Die Augsburger Jungfrau erröthete über und über und stammelte eine Entschuldigung. Bald aber hatte sie wiederum ihre Fassung gewonnen, nannte einen mäßigen Preis für die zierliche Goldarbeit, welche ihr Vater, der wohlbekannte Goldschmidt Andreas Auffenthaler, selbst angefertigt habe, und versicherte mit gar anmuthiger Geberde: es sei ihr gleich, ob Ritter oder Junkherr die kunstreiche Wehrkette besitzen werde, gewißlich aber werde sie nur einen stattlich und würdig zieren, den sie wohl kenne, aber nicht nenne.

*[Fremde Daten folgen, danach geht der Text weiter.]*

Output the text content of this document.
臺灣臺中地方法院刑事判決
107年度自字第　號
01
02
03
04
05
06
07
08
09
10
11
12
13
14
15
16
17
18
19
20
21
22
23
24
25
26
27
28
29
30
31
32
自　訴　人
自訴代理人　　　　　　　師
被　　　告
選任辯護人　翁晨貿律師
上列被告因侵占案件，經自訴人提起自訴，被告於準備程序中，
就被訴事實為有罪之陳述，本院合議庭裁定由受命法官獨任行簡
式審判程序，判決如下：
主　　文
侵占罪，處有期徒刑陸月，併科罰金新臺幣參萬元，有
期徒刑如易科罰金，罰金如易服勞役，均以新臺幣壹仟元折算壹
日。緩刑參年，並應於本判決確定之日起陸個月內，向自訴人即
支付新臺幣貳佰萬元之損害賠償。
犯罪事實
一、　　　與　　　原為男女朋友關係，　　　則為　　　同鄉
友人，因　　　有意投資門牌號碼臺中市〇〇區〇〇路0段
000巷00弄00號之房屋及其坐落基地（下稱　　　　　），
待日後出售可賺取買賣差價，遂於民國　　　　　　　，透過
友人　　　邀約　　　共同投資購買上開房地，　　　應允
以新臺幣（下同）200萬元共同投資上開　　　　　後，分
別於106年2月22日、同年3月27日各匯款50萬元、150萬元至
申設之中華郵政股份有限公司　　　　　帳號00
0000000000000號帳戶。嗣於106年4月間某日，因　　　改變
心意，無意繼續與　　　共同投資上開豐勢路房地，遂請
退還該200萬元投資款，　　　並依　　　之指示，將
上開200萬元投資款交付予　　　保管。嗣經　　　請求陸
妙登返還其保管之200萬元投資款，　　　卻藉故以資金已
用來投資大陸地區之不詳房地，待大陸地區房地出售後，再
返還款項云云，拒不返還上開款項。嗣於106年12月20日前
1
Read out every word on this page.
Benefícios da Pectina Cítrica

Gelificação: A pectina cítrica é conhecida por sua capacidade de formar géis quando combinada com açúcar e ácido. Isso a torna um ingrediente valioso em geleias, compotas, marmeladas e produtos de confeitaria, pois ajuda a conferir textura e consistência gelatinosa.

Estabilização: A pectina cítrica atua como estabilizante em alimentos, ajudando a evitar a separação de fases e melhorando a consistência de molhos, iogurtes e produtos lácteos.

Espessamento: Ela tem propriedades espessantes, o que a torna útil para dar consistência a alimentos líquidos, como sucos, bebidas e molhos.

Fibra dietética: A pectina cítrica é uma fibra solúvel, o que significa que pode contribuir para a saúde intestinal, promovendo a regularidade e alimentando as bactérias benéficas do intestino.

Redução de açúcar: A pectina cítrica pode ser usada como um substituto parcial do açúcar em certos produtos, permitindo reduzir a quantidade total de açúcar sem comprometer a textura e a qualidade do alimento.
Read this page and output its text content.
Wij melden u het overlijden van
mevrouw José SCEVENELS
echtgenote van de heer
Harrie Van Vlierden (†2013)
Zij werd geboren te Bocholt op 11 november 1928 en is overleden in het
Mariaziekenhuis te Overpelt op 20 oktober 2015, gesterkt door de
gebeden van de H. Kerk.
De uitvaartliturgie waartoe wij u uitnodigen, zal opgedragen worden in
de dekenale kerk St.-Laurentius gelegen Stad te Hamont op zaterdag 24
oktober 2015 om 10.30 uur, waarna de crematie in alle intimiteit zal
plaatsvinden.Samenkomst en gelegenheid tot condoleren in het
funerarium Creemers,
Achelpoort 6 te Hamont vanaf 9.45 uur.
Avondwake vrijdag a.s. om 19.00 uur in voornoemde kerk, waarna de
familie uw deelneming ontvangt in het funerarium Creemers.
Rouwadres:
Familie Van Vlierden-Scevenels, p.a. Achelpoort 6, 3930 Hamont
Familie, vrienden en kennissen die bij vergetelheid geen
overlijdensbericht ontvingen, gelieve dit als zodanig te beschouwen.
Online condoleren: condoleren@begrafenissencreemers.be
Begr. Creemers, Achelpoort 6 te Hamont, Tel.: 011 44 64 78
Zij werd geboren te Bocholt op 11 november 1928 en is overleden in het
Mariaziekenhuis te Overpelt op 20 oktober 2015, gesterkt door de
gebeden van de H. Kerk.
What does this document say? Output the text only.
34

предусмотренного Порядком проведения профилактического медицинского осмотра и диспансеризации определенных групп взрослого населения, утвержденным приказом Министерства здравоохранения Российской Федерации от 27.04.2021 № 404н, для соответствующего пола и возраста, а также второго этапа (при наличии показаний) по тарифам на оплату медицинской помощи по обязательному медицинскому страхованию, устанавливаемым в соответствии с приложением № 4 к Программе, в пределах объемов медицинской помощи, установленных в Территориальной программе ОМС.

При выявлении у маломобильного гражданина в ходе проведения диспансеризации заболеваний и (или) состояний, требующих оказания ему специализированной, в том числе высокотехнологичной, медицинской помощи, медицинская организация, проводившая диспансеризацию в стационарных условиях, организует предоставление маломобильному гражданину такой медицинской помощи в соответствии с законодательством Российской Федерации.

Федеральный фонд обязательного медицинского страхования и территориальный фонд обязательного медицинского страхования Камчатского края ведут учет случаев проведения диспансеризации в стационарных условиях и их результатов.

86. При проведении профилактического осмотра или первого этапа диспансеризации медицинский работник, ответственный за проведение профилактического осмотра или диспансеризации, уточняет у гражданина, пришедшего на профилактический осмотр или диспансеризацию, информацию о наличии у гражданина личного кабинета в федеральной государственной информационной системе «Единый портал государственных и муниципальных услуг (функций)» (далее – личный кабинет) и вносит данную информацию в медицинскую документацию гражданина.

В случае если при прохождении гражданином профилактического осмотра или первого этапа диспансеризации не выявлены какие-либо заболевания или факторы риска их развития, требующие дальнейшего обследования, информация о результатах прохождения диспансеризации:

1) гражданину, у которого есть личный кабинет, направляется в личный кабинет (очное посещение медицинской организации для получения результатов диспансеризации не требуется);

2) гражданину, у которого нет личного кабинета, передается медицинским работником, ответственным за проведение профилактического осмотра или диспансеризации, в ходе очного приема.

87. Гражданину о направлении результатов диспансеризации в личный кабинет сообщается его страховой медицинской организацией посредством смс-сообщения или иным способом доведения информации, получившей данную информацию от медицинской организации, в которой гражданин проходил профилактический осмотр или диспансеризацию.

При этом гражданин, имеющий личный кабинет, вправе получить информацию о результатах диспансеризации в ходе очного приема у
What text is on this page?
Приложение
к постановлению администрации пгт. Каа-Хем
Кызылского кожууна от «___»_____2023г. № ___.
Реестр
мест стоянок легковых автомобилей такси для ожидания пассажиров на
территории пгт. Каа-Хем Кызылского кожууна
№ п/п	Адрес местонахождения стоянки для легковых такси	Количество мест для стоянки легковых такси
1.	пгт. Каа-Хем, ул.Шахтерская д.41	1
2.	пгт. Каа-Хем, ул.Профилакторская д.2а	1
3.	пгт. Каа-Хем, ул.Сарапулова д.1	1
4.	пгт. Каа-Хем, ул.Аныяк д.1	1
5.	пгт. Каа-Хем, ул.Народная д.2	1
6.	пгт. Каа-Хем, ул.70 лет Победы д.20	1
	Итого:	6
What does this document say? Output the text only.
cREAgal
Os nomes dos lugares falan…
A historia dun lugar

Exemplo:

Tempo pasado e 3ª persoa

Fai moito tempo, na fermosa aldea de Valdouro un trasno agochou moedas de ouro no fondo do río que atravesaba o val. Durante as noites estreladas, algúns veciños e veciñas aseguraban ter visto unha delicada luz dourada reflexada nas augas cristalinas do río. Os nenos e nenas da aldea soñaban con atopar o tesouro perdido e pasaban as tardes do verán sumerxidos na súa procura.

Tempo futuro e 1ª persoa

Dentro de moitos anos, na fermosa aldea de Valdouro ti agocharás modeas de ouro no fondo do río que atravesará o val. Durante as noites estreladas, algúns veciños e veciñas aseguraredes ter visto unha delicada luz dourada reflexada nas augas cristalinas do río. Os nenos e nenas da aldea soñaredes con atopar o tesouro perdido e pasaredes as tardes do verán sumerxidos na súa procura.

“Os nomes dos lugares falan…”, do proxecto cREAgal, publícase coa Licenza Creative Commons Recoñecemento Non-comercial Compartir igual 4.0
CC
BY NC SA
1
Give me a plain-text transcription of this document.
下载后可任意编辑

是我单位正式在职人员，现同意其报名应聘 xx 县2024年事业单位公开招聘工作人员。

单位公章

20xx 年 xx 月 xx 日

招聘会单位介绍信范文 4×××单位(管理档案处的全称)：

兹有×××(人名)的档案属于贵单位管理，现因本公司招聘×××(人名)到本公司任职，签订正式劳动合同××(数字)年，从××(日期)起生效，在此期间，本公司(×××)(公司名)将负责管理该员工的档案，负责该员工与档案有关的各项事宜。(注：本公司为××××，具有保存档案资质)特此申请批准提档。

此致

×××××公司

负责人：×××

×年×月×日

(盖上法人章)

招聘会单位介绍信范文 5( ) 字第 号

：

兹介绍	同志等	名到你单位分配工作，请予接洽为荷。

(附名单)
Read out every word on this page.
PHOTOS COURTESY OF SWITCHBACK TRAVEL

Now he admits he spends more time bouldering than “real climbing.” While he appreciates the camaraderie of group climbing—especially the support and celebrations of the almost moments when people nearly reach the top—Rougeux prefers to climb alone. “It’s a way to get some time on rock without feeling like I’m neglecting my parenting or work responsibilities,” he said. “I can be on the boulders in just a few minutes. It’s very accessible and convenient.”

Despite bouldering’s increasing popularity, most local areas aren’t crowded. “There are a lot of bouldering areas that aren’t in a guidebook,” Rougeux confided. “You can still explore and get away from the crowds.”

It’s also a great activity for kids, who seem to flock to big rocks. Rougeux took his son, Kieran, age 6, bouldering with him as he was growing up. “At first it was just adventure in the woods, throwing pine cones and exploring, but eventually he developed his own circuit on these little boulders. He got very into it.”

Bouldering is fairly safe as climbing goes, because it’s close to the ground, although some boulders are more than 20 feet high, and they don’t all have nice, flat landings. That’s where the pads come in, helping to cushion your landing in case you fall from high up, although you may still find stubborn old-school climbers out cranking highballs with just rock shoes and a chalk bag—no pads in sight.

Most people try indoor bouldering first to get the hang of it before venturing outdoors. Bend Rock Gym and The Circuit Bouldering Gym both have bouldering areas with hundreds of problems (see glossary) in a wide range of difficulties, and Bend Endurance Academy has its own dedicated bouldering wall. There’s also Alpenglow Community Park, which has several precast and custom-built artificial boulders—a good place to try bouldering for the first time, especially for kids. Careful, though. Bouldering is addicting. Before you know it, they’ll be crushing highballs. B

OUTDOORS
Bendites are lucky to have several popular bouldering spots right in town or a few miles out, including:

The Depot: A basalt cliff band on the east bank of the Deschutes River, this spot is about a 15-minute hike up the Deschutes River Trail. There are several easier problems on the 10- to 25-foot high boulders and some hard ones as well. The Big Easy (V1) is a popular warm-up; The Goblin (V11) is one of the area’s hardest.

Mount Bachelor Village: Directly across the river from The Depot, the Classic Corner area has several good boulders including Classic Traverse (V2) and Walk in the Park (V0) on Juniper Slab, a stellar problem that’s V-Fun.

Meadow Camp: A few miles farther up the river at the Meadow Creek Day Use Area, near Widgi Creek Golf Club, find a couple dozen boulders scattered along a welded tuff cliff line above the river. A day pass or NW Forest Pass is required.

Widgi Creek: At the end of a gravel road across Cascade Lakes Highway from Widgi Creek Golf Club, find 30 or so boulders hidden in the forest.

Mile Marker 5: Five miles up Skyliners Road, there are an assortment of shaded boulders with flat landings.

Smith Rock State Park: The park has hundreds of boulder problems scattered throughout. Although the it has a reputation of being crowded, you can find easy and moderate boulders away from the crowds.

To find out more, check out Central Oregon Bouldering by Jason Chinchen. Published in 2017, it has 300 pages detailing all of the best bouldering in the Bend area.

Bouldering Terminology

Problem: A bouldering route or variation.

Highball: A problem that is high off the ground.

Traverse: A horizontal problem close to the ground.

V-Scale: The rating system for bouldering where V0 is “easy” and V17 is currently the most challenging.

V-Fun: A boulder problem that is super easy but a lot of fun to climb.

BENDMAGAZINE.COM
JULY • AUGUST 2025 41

Mochte nun der Jüngling, der vor ihr stand, den Sinn dieser freundlichen Rede auf sich beziehen und durch diese Schmeichelworte zum Kaufe geneigt gemacht worden sein, oder hatte er gleich Anfangs die Absicht, sich in den Besitz des werthvollen Kleinods zu setzen: genug! er machte, ohne weiter zu feilschen, den Handel richtig und überreichte der lieblichen Augsburgerin sein Schwert, damit sie das Gehäng daran befestigen möge, während er selbst damit beschäftigt war, den bedungenen Preis aufzuzählen.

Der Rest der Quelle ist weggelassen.